No podía moverse. Cuando oyó la orden había tratado de levantarse, pero había caído nuevamente en su litera, vencido por el mareo y el agotamiento. Lo ayudé a incorporarse y lo coloqué en su litera de babor. Con la voz apagada me dijo que se sentía muy mal. -Vamos a conseguir que no hagas la guardia -le dije. 
Puede parecer un mal chiste, -pero si Miguel Ortega se hubiera quedado en su litera, ahora no estaría muerto. Sin haber dormido un minuto, a las 4 de la madrugada del 28 nos reunimos en popa seis de la guardia disponible. Entre ellos Ramón Herrera, mi compañero de todos los días. El suboficial de guardia era Guillermo Rozo. Aquella fue míúltima misión a bordo. Sabía que a las 2 de la tarde estaríamos en Cartagena. Pensaba dormir tan pronto como entregara la guardia, para poder divertirme esa noche en tierra firme, después de ocho meses de ausencia. A las 5.30 de la madrugada fui a pasar revista a los bajos fondos acompañado por un grumete. A las 7 relevamos los puestos de servicio efectivo para desayunar. A las 8 volvieron a relevarnos. Exactamente a esa hora entregué mi última guardia, sin novedad, a pesar de que la brisa arreciaba y de que las olas, cada vez más altas, reventaban en el puente y bañaban la cubierta. En popa estaba Ramón Herrera. Allí estaba también, como salvavidas de guardia, Luis Rengifo, con los auriculares puestos. En la media cubierta, recostado, agonizando con su eterno mareo, estaba el cabo Miguel Ortega. En ese lugar se sentía menos el movimiento. Conversé un momento con el marinero segundo Eduardo Castillo, almacenista, soltero, bogotano y muy reservado. No recuerdo de qué hablábamos. Sólo sé que desde ese instante no volvimos a vernos, hasta cuando se hundió en el mar, pocas horas después. Ramón Herrera estaba recogiendo unos cartones para cubrirse con ellos y tratar de dormir. Con el movimiento era imposible descansar en los dormitorios. Las olas, cada vez más fuertes y altas, estallaban en la cubierta. Entre las neveras, las lavadoras y las estufas, fuertemente aseguradas en la popa, Ramón Herrera y yo nos acostamos, bien ajustados, para evitar que nos arrastrara una ola. 

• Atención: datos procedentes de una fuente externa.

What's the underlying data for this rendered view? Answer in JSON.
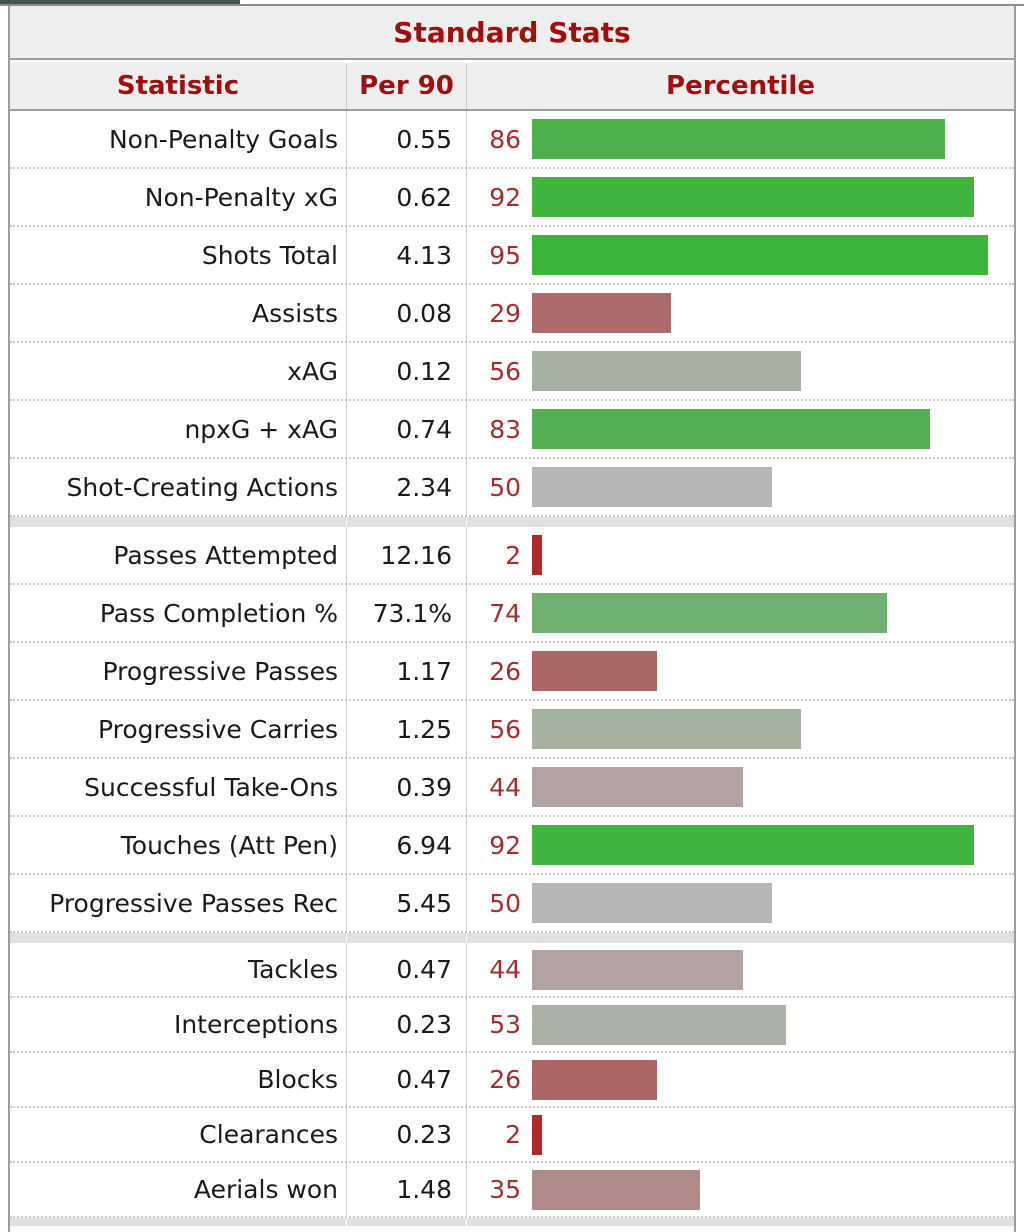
{
  "title": "Standard Stats",
  "columns": {
    "statistic": "Statistic",
    "per90": "Per 90",
    "percentile": "Percentile"
  },
  "colors": {
    "header_text_red": "#a00e0e",
    "percentile_number_red": "#a42d2d",
    "header_background": "#eeeeee",
    "separator_band": "#e0e0e0",
    "outer_border": "#9c9c9c",
    "tab_remnant": "#46554c",
    "bar_green_high": "#3bb43b",
    "bar_gray_mid": "#b6b6b6",
    "bar_red_low": "#b12828"
  },
  "chart_data": {
    "type": "bar",
    "orientation": "horizontal",
    "title": "Standard Stats",
    "xlabel": "Percentile",
    "xlim": [
      0,
      100
    ],
    "legend": "none",
    "groups": [
      [
        {
          "statistic": "Non-Penalty Goals",
          "per90": "0.55",
          "percentile": 86,
          "bar_color": "#4cb04c"
        },
        {
          "statistic": "Non-Penalty xG",
          "per90": "0.62",
          "percentile": 92,
          "bar_color": "#3fb43f"
        },
        {
          "statistic": "Shots Total",
          "per90": "4.13",
          "percentile": 95,
          "bar_color": "#3bb63b"
        },
        {
          "statistic": "Assists",
          "per90": "0.08",
          "percentile": 29,
          "bar_color": "#ad6c6c"
        },
        {
          "statistic": "xAG",
          "per90": "0.12",
          "percentile": 56,
          "bar_color": "#a4b29f"
        },
        {
          "statistic": "npxG + xAG",
          "per90": "0.74",
          "percentile": 83,
          "bar_color": "#54ae54"
        },
        {
          "statistic": "Shot-Creating Actions",
          "per90": "2.34",
          "percentile": 50,
          "bar_color": "#b6b6b6"
        }
      ],
      [
        {
          "statistic": "Passes Attempted",
          "per90": "12.16",
          "percentile": 2,
          "bar_color": "#b12828"
        },
        {
          "statistic": "Pass Completion %",
          "per90": "73.1%",
          "percentile": 74,
          "bar_color": "#70b170"
        },
        {
          "statistic": "Progressive Passes",
          "per90": "1.17",
          "percentile": 26,
          "bar_color": "#ab6565"
        },
        {
          "statistic": "Progressive Carries",
          "per90": "1.25",
          "percentile": 56,
          "bar_color": "#a4b29f"
        },
        {
          "statistic": "Successful Take-Ons",
          "per90": "0.39",
          "percentile": 44,
          "bar_color": "#b2a2a2"
        },
        {
          "statistic": "Touches (Att Pen)",
          "per90": "6.94",
          "percentile": 92,
          "bar_color": "#3fb43f"
        },
        {
          "statistic": "Progressive Passes Rec",
          "per90": "5.45",
          "percentile": 50,
          "bar_color": "#b6b6b6"
        }
      ],
      [
        {
          "statistic": "Tackles",
          "per90": "0.47",
          "percentile": 44,
          "bar_color": "#b2a2a2"
        },
        {
          "statistic": "Interceptions",
          "per90": "0.23",
          "percentile": 53,
          "bar_color": "#a9b2a5"
        },
        {
          "statistic": "Blocks",
          "per90": "0.47",
          "percentile": 26,
          "bar_color": "#ab6565"
        },
        {
          "statistic": "Clearances",
          "per90": "0.23",
          "percentile": 2,
          "bar_color": "#b12828"
        },
        {
          "statistic": "Aerials won",
          "per90": "1.48",
          "percentile": 35,
          "bar_color": "#b18a8a"
        }
      ]
    ]
  }
}
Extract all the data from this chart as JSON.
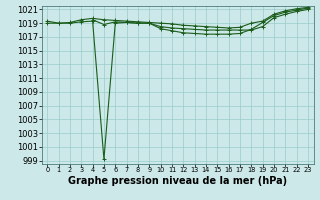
{
  "background_color": "#cce8e8",
  "grid_color": "#99cccc",
  "line_color": "#1a5c1a",
  "xlabel": "Graphe pression niveau de la mer (hPa)",
  "xlabel_fontsize": 7.0,
  "ylabel_fontsize": 6.0,
  "xlim": [
    -0.5,
    23.5
  ],
  "ylim": [
    998.5,
    1021.5
  ],
  "yticks": [
    999,
    1001,
    1003,
    1005,
    1007,
    1009,
    1011,
    1013,
    1015,
    1017,
    1019,
    1021
  ],
  "xticks": [
    0,
    1,
    2,
    3,
    4,
    5,
    6,
    7,
    8,
    9,
    10,
    11,
    12,
    13,
    14,
    15,
    16,
    17,
    18,
    19,
    20,
    21,
    22,
    23
  ],
  "series": [
    {
      "x": [
        0,
        1,
        2,
        3,
        4,
        5,
        6,
        7,
        8,
        9,
        10,
        11,
        12,
        13,
        14,
        15,
        16,
        17,
        18,
        19,
        20,
        21,
        22,
        23
      ],
      "y": [
        1019.0,
        1019.0,
        1019.0,
        1019.2,
        1019.3,
        999.2,
        1019.0,
        1019.1,
        1019.0,
        1019.0,
        1018.5,
        1018.3,
        1018.2,
        1018.1,
        1018.0,
        1018.0,
        1018.0,
        1018.0,
        1018.0,
        1018.5,
        1019.8,
        1020.3,
        1020.7,
        1021.0
      ],
      "marker": "+",
      "markersize": 3.5,
      "linewidth": 0.8
    },
    {
      "x": [
        0,
        1,
        2,
        3,
        4,
        5,
        6,
        7,
        8,
        9,
        10,
        11,
        12,
        13,
        14,
        15,
        16,
        17,
        18,
        19,
        20,
        21,
        22,
        23
      ],
      "y": [
        1019.3,
        1019.0,
        1019.1,
        1019.5,
        1019.7,
        1019.5,
        1019.4,
        1019.3,
        1019.2,
        1019.1,
        1019.0,
        1018.9,
        1018.7,
        1018.6,
        1018.5,
        1018.4,
        1018.3,
        1018.4,
        1019.0,
        1019.3,
        1020.3,
        1020.8,
        1021.1,
        1021.3
      ],
      "marker": "+",
      "markersize": 3.5,
      "linewidth": 0.8
    },
    {
      "x": [
        4,
        5,
        6,
        7,
        8,
        9,
        10,
        11,
        12,
        13,
        14,
        15,
        16,
        17,
        18,
        19,
        20,
        21,
        22,
        23
      ],
      "y": [
        1019.5,
        1018.8,
        1019.2,
        1019.1,
        1019.0,
        1019.0,
        1018.2,
        1017.9,
        1017.6,
        1017.5,
        1017.4,
        1017.4,
        1017.4,
        1017.5,
        1018.1,
        1019.1,
        1020.1,
        1020.6,
        1020.9,
        1021.2
      ],
      "marker": "+",
      "markersize": 3.5,
      "linewidth": 0.8
    }
  ]
}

Tendido boca arriba yo contemplaba el cielo. Me sentía más tranquilo, acostado, con la seguridad de que dentro de pocas horas estaríamos en la bahía de Cartagena. No había tempestad; el día estaba perfectamente claro, la visibilidad era completa y el cielo estaba profundamente azul. Ahora ni siquiera me apretaban las botas, pues me las había cambiado por unos zapatos de caucho después de que entregué la guardia.